For eleven years I’ve made it my business to know people like the Ornitzes — know them pretty well. I said I’d go on over to the flat. They lived about a block and a half away, between Broadway and Amsterdam Avenue.
Ornitz said: “Maybe you’ll miss her.” He picked up the telephone. “I’ll see if she’s left.”
I sat down at the counter and ordered a bowl of cold borscht and he dialed a number, waited a minute, said:
“Hello, Lina... Mister Keenan is here to see you... Uh-huh — how long?... All right, I tell him.” He hung up. “She’s leaving now. She’ll be here in a couple minutes.”

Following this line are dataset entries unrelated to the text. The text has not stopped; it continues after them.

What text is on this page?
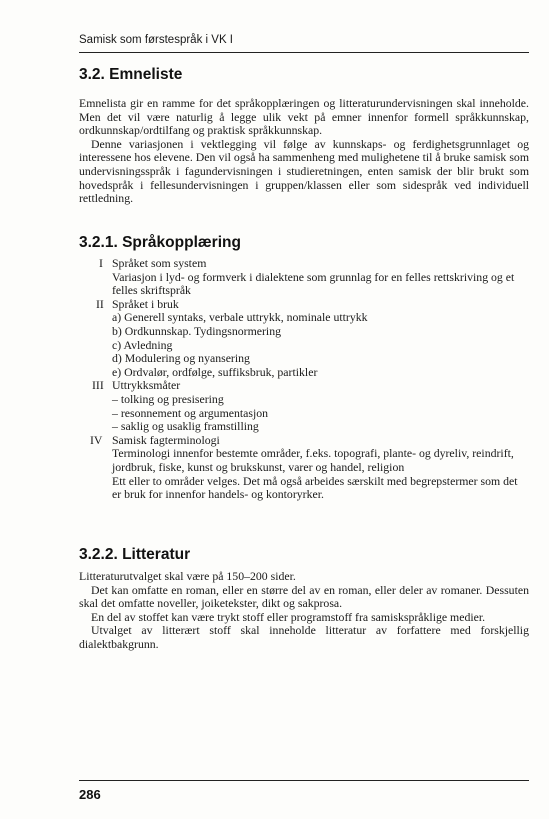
Samisk som førstespråk i VK I
3.2. Emneliste

Emnelista gir en ramme for det språkopplæringen og litteraturundervisningen skal inneholde. Men det vil være naturlig å legge ulik vekt på emner innenfor formell språkkunnskap, ordkunnskap/ordtilfang og praktisk språkkunnskap.

Denne variasjonen i vektlegging vil følge av kunnskaps- og ferdighetsgrunnlaget og interessene hos elevene. Den vil også ha sammenheng med mulighetene til å bruke samisk som undervisningsspråk i fagundervisningen i studieretningen, enten samisk der blir brukt som hovedspråk i fellesundervisningen i gruppen/klassen eller som sidespråk ved individuell rettledning.

3.2.1. Språkopplæring
I Språket som system
Variasjon i lyd- og formverk i dialektene som grunnlag for en felles rettskriving og et felles skriftspråk
II Språket i bruk
a) Generell syntaks, verbale uttrykk, nominale uttrykk
b) Ordkunnskap. Tydingsnormering
c) Avledning
d) Modulering og nyansering
e) Ordvalør, ordfølge, suffiksbruk, partikler
III Uttrykksmåter
– tolking og presisering
– resonnement og argumentasjon
– saklig og usaklig framstilling
IV Samisk fagterminologi
Terminologi innenfor bestemte områder, f.eks. topografi, plante- og dyreliv, reindrift, jordbruk, fiske, kunst og brukskunst, varer og handel, religion
Ett eller to områder velges. Det må også arbeides særskilt med begrepstermer som det er bruk for innenfor handels- og kontoryrker.
3.2.2. Litteratur

Litteraturutvalget skal være på 150–200 sider.

Det kan omfatte en roman, eller en større del av en roman, eller deler av romaner. Dessuten skal det omfatte noveller, joiketekster, dikt og sakprosa.

En del av stoffet kan være trykt stoff eller programstoff fra samiskspråklige medier.

Utvalget av litterært stoff skal inneholde litteratur av forfattere med forskjellig dialektbakgrunn.

286
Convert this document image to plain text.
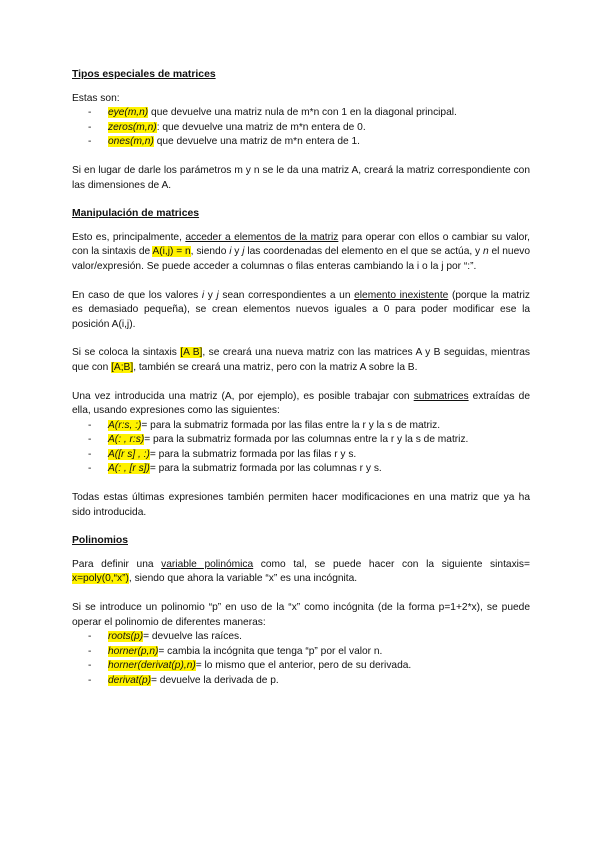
Tipos especiales de matrices

Estas son:

- eye(m,n) que devuelve una matriz nula de m*n con 1 en la diagonal principal.
- zeros(m,n): que devuelve una matriz de m*n entera de 0.
- ones(m,n) que devuelve una matriz de m*n entera de 1.

Si en lugar de darle los parámetros m y n se le da una matriz A, creará la matriz correspondiente con las dimensiones de A.

Manipulación de matrices

Esto es, principalmente, acceder a elementos de la matriz para operar con ellos o cambiar su valor, con la sintaxis de A(i,j) = n, siendo i y j las coordenadas del elemento en el que se actúa, y n el nuevo valor/expresión. Se puede acceder a columnas o filas enteras cambiando la i o la j por “:”.

En caso de que los valores i y j sean correspondientes a un elemento inexistente (porque la matriz es demasiado pequeña), se crean elementos nuevos iguales a 0 para poder modificar ese la posición A(i,j).

Si se coloca la sintaxis [A B], se creará una nueva matriz con las matrices A y B seguidas, mientras que con [A;B], también se creará una matriz, pero con la matriz A sobre la B.

Una vez introducida una matriz (A, por ejemplo), es posible trabajar con submatrices extraídas de ella, usando expresiones como las siguientes:

- A(r:s, :)= para la submatriz formada por las filas entre la r y la s de matriz.
- A(: , r:s)= para la submatriz formada por las columnas entre la r y la s de matriz.
- A([r s] , :)= para la submatriz formada por las filas r y s.
- A(: , [r s])= para la submatriz formada por las columnas r y s.

Todas estas últimas expresiones también permiten hacer modificaciones en una matriz que ya ha sido introducida.

Polinomios

Para definir una variable polinómica como tal, se puede hacer con la siguiente sintaxis= x=poly(0,“x”), siendo que ahora la variable “x” es una incógnita.

Si se introduce un polinomio “p” en uso de la “x” como incógnita (de la forma p=1+2*x), se puede operar el polinomio de diferentes maneras:

- roots(p)= devuelve las raíces.
- horner(p,n)= cambia la incógnita que tenga “p” por el valor n.
- horner(derivat(p),n)= lo mismo que el anterior, pero de su derivada.
- derivat(p)= devuelve la derivada de p.
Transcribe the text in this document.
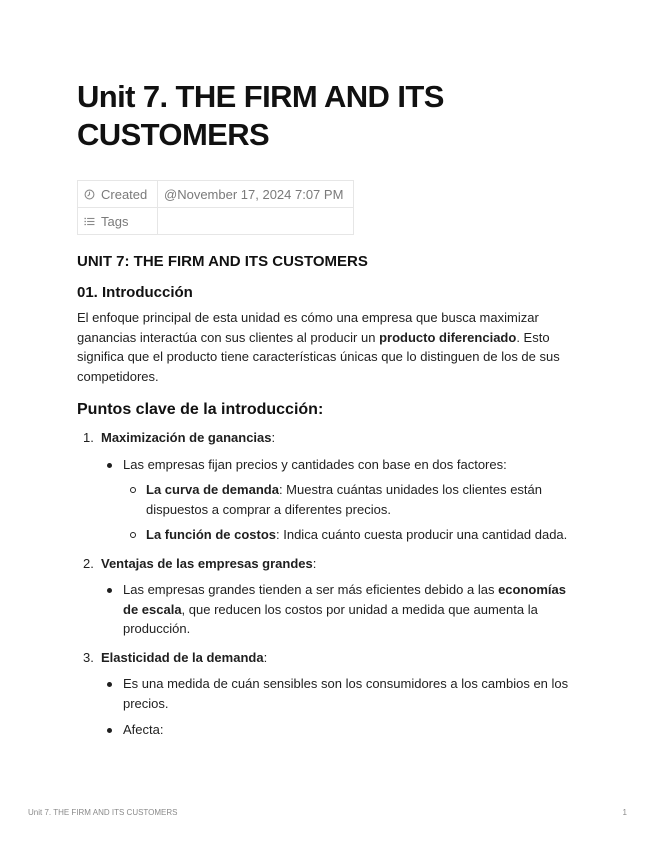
Unit 7. THE FIRM AND ITS CUSTOMERS
Created	@November 17, 2024 7:07 PM
Tags	
UNIT 7: THE FIRM AND ITS CUSTOMERS
01. Introducción

El enfoque principal de esta unidad es cómo una empresa que busca maximizar ganancias interactúa con sus clientes al producir un producto diferenciado. Esto significa que el producto tiene características únicas que lo distinguen de los de sus competidores.

Puntos clave de la introducción:
1. Maximización de ganancias:
Las empresas fijan precios y cantidades con base en dos factores:
La curva de demanda: Muestra cuántas unidades los clientes están dispuestos a comprar a diferentes precios.
La función de costos: Indica cuánto cuesta producir una cantidad dada.
2. Ventajas de las empresas grandes:
Las empresas grandes tienden a ser más eficientes debido a las economías de escala, que reducen los costos por unidad a medida que aumenta la producción.
3. Elasticidad de la demanda:
Es una medida de cuán sensibles son los consumidores a los cambios en los precios.
Afecta:
Unit 7. THE FIRM AND ITS CUSTOMERS	1
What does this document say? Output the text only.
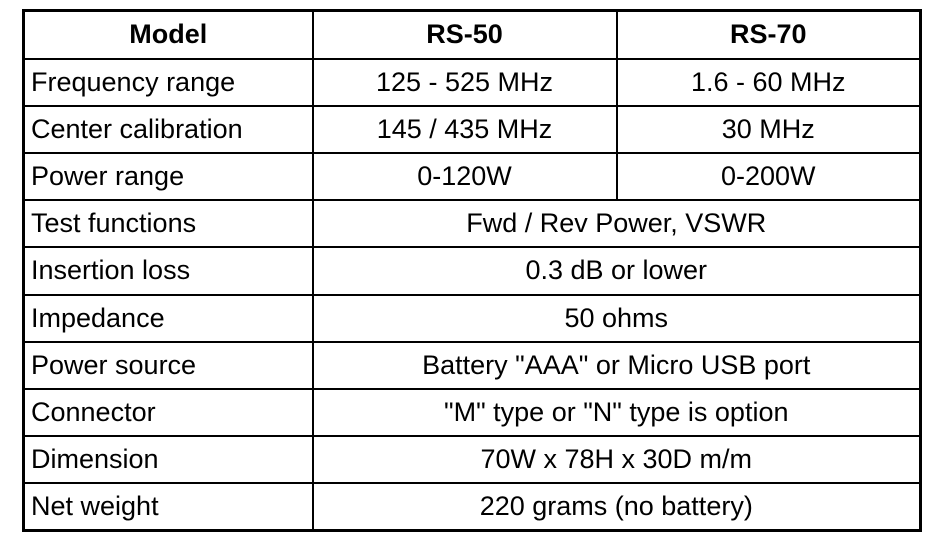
Model	RS-50	RS-70
Frequency range	125 - 525 MHz	1.6 - 60 MHz
Center calibration	145 / 435 MHz	30 MHz
Power range	0-120W	0-200W
Test functions	Fwd / Rev Power, VSWR	
Insertion loss	0.3 dB or lower	
Impedance	50 ohms	
Power source	Battery "AAA" or Micro USB port	
Connector	"M" type or "N" type is option	
Dimension	70W x 78H x 30D m/m	
Net weight	220 grams (no battery)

I finished my borscht, waited. I told Ornitz I’d heard Lina had been away and he beamed and told me how good business had been and how Lina had been able to afford a trip back to England to visit her folks. I’d already figured out that on the ship she’d crossed on she couldn’t’ve had more than six days in London. When I asked Ornitz how long Lina had been away he grinned and said: “Not even three weeks. She got homesick.”
We talked about this and that for another ten minutes. Lina didn’t show. I finally said: “I guess she got stuck. I’ll go on over and see what’s keeping her.”
Ornitz shrugged, mumbled something about the undependability of women. I paid my check and went over to the flat. I knocked several times but no one answered so I tried the door, pushed it open, yelled, “Hey! Is anybody home?” There was still no answer; I crossed the living room to the kitchen. Lina Ornitz was lying face down on the kitchen floor with the handle of an ice pick sticking out of the left side of her back, a little below the shoulder blade.
She was very dead. I called Nick Moore at the precinct station and called Ornitz and told him something had happened and that he’d better come home. Then I looked around.
The back door was unlocked, led to a rickety stair, an alleyway running to the street; there was a half-full flask of Chianti on the kitchen table, one stained glass; there were a dozen or so telephone numbers scrawled haphazardly in pencil on the wallpaper around the telephone. I made a list of all that were legible.
I’d just finished a swift but fairly neat check on the contents of most of the drawers and closets when Ornitz puffed in. I sat him down in the living room and broke the news as gently as I could. I was getting into my stride on who’d want to liquidate Lina, why she’d gone to England, and a few leading questions like that when Nick Moore wandered in with a plainclothesman and a cop.